Megan B. Shepherd is a personal finance editor at Finder where she helps people navigate the financial world of loans.
Her personal finance expertise has been featured on Forbes, Nasdaq, MediaFeed, Fox News, Time, Reviews.com, and carinsurance.com, adding invaluable information related to personal loans, financial strategies and smart borrowing tactics.
Megan graduated from the University of Texas at Dallas with a BS in Business Administration with an entrepreneurial focus. She's worked as a certified financial adviser and has earned certificates of completion from A.D. Banker & Company.
Expertise
- Personal loans, business loans and home loans
- Underwriting guidelines
- Life, disability, car, health, accident, critical illness, dental and vision insurance
- Policy comparison
Experience
- Certified personal finance adviser
- Featured on leading publications, including Forbes, Fox, Time, reviews.com, carinsurance.com and more
- Earned certificates of completion from A.D. Banker & Company on personal finance topics
Education
- Bachelor of Science, Business Administration with Entrepreneurial Focus | University of Texas at Dallas
Featured publications
- CarInsurance.com
- Forbes
- Fox
- Insurance Support World
- Life Insurance Blog
- Reviews.com
- The Journal
- Time
- SuperMoney
Industry insights from Megan B. Shepherd
We asked Megan for her insights into the current state of the insurance industry — and trends she predicts for the coming year.
What are some options to borrow money quickly?
If you need quick cash you may be tempted to get a payday or installment loan, but these types of loans may charge APRs well over 700% if you consider the fees. But getting a loan through as cash advance app or online lender may be better alternative to consider. Cash advance apps offer a convenient way to borrow small amounts of money before payday without a credit check. You may be able to get a loan typically between $20 to $500 bucks each month, and without paying interest. Instead, most cash advance apps ask for a monthly fee or tip to use the service, and some apps are completely free. Plus, cash advance apps can offer funds as quick as the same business day. Online lenders may be a good option for fast money if you have a credit score of 580 or higher. In many cases, you can avoid the high rates of payday lenders or cash advance apps all together. Plus, you can get your loan funded as quickly as one business day. For example, lenders like Upstart, Upgrade or Lightstream can get you funds as soon as 1 to 3 days, and have APRs ranging from 4.66% to 35.99%. Fast loans can help you out in an emergency, but they often come with drawbacks like higher rates that can lead to a cycle of debt. If you’re in good standing with a bank or credit union, you may be able to access higher loan amounts with lower rates within a 1 to 3 business days.
The latest Federal Reserve Economic Wellbeing Report shows overall declines in self-reported financial well-being across all demographics. What is driving this trend?
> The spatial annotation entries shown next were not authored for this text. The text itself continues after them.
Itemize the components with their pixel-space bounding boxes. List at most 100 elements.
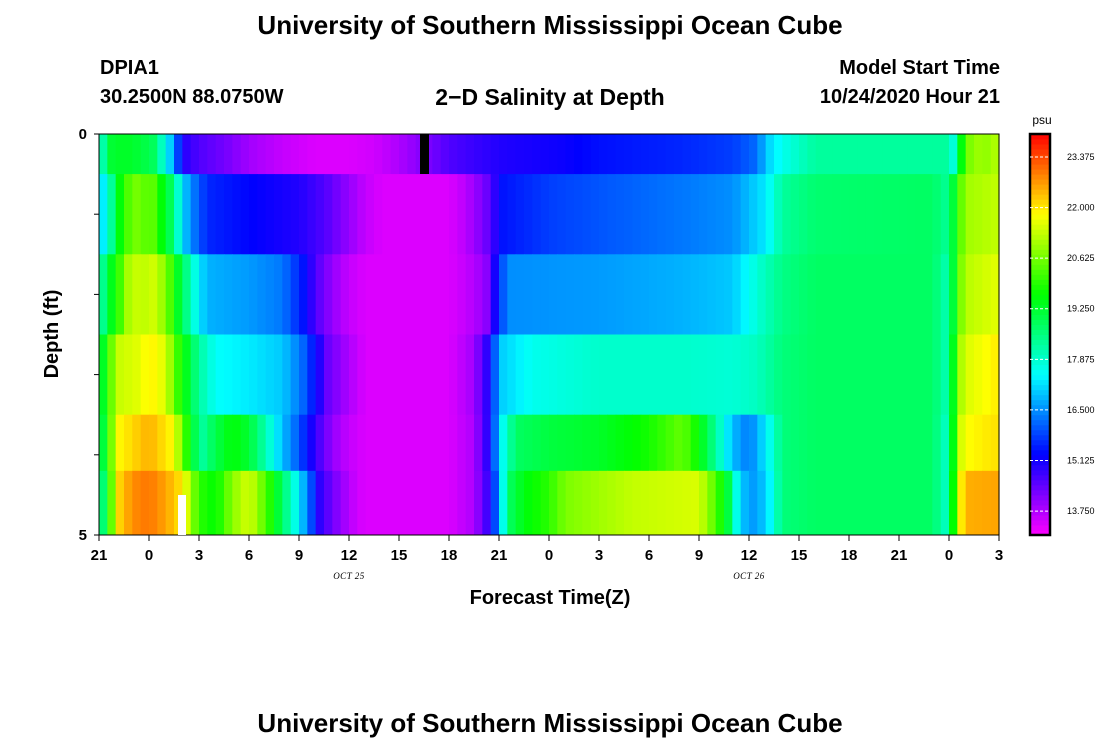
heatmap-cell xyxy=(890,414,900,472)
heatmap-cell xyxy=(940,134,950,175)
heatmap-cell xyxy=(749,470,758,536)
colorbar-segment xyxy=(1030,239,1050,245)
heatmap-cell xyxy=(390,414,400,472)
heatmap-cell xyxy=(840,334,850,416)
model-start-label: Model Start Time xyxy=(839,57,1000,79)
heatmap-cell xyxy=(582,134,592,175)
colorbar-segment xyxy=(1030,394,1050,401)
heatmap-cell xyxy=(649,174,658,255)
heatmap-cell xyxy=(790,334,800,416)
heatmap-cell xyxy=(824,470,833,536)
heatmap-cell xyxy=(857,134,867,175)
heatmap-cell xyxy=(990,334,1000,416)
colorbar-segment xyxy=(1030,404,1050,411)
heatmap-cell xyxy=(249,470,258,536)
colorbar-segment xyxy=(1030,364,1050,371)
heatmap-cell xyxy=(474,134,483,175)
heatmap-cell xyxy=(274,414,283,472)
heatmap-cell xyxy=(790,414,800,472)
heatmap-cell xyxy=(682,334,692,416)
heatmap-cell xyxy=(224,470,233,536)
colorbar-segment xyxy=(1030,184,1050,190)
heatmap-cell xyxy=(474,334,483,416)
heatmap-cell xyxy=(699,134,708,175)
heatmap-cell xyxy=(415,470,425,536)
heatmap-cell xyxy=(332,174,342,255)
y-tick-label: 5 xyxy=(79,527,87,544)
heatmap-cell xyxy=(607,254,617,335)
heatmap-cell xyxy=(107,470,117,536)
heatmap-cell xyxy=(257,414,267,472)
heatmap-cell xyxy=(590,470,600,536)
heatmap-cell xyxy=(574,134,583,175)
heatmap-cell xyxy=(507,470,517,536)
heatmap-cell xyxy=(974,470,983,536)
heatmap-cell xyxy=(199,470,208,536)
heatmap-cell xyxy=(649,414,658,472)
heatmap-cell xyxy=(124,334,133,416)
heatmap-cell xyxy=(774,470,783,536)
heatmap-cell xyxy=(232,134,242,175)
heatmap-cell xyxy=(665,334,675,416)
heatmap-cell xyxy=(924,174,933,255)
heatmap-cell xyxy=(282,134,292,175)
heatmap-cell xyxy=(499,414,508,472)
heatmap-cell xyxy=(349,334,358,416)
heatmap-cell xyxy=(640,254,650,335)
heatmap-cell xyxy=(182,134,192,175)
heatmap-cell xyxy=(415,334,425,416)
heatmap-cell xyxy=(307,254,317,335)
heatmap-cell xyxy=(365,254,375,335)
heatmap-cell xyxy=(140,254,150,335)
colorbar-segment xyxy=(1030,159,1050,165)
heatmap-cell xyxy=(174,254,183,335)
heatmap-cell xyxy=(407,334,417,416)
heatmap-cell xyxy=(449,134,458,175)
heatmap-cell xyxy=(374,254,383,335)
heatmap-cell xyxy=(699,254,708,335)
heatmap-cell xyxy=(599,334,608,416)
heatmap-cell xyxy=(899,414,908,472)
heatmap-cell xyxy=(440,470,450,536)
heatmap-cell xyxy=(540,174,550,255)
heatmap-cell xyxy=(832,414,842,472)
heatmap-cell xyxy=(365,414,375,472)
heatmap-cell xyxy=(465,134,475,175)
heatmap-cell xyxy=(890,134,900,175)
colorbar-segment xyxy=(1030,399,1050,406)
heatmap-cell xyxy=(115,254,125,335)
heatmap-cell xyxy=(799,134,808,175)
colorbar-segment xyxy=(1030,459,1050,466)
heatmap-cell xyxy=(199,134,208,175)
heatmap-cell xyxy=(790,470,800,536)
heatmap-cell xyxy=(832,134,842,175)
heatmap-cell xyxy=(807,414,817,472)
colorbar-segment xyxy=(1030,464,1050,471)
heatmap-cell xyxy=(565,174,575,255)
heatmap-cell xyxy=(440,174,450,255)
heatmap-cell xyxy=(782,254,792,335)
colorbar-segment xyxy=(1030,414,1050,421)
heatmap-cell xyxy=(432,134,442,175)
heatmap-cell xyxy=(482,174,492,255)
heatmap-cell xyxy=(482,470,492,536)
heatmap-cell xyxy=(374,414,383,472)
heatmap-cell xyxy=(132,134,142,175)
heatmap-cell xyxy=(365,134,375,175)
colorbar-segment xyxy=(1030,349,1050,356)
heatmap-cell xyxy=(599,414,608,472)
heatmap-cell xyxy=(865,414,875,472)
heatmap-cell xyxy=(307,470,317,536)
heatmap-cell xyxy=(174,414,183,472)
heatmap-cell xyxy=(949,254,958,335)
colorbar-segment xyxy=(1030,254,1050,260)
heatmap-cell xyxy=(265,414,275,472)
colorbar-segment xyxy=(1030,409,1050,416)
heatmap-cell xyxy=(540,134,550,175)
heatmap-cell xyxy=(149,254,158,335)
heatmap-cell xyxy=(499,470,508,536)
heatmap-cell xyxy=(232,334,242,416)
heatmap-cell xyxy=(140,134,150,175)
heatmap-cell xyxy=(674,334,683,416)
heatmap-cell xyxy=(165,470,175,536)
The decline in financial well-being can be attributed to a combination of minimal growth in our incomes compared to rising costs, a looming reliance on credit cards, acquiring debt and rising interest rates. A look at the numbers clearly shows a deficit in the growth of how much we make compared to rising costs of basic necessities like food. According to the Bureau of Labor Statistics, the total average weekly earnings among men and women have increased about 6% over the past year, while the price index for major categories like food increased an average of 7.7%. That means, we’re making less and spending more just to get by. At the same time that we’re being pushed to rely on credit cards and loans,, we’re also seeing a rise in interest rates. That means increased borrowing costs, which results in higher monthly payments that make it even harder for people to meet their financial obligations. And, while rising interest rates are meant to stabilize the economy, it can also slow economic growth, leading to a reduction in job opportunities and stagnant wages. Now is a good time to take advantage of any money saving opportunities. For example, if you’re a good credit borrower, you can curb any high-interest debt you have by getting a debt consolidation loan that can reduce your interest charges and make your monthly budget easier to manage. While savings aren’t as big as they may have been in the past, the fixed interest rate on a debt consolidation loan protects you against rate increases.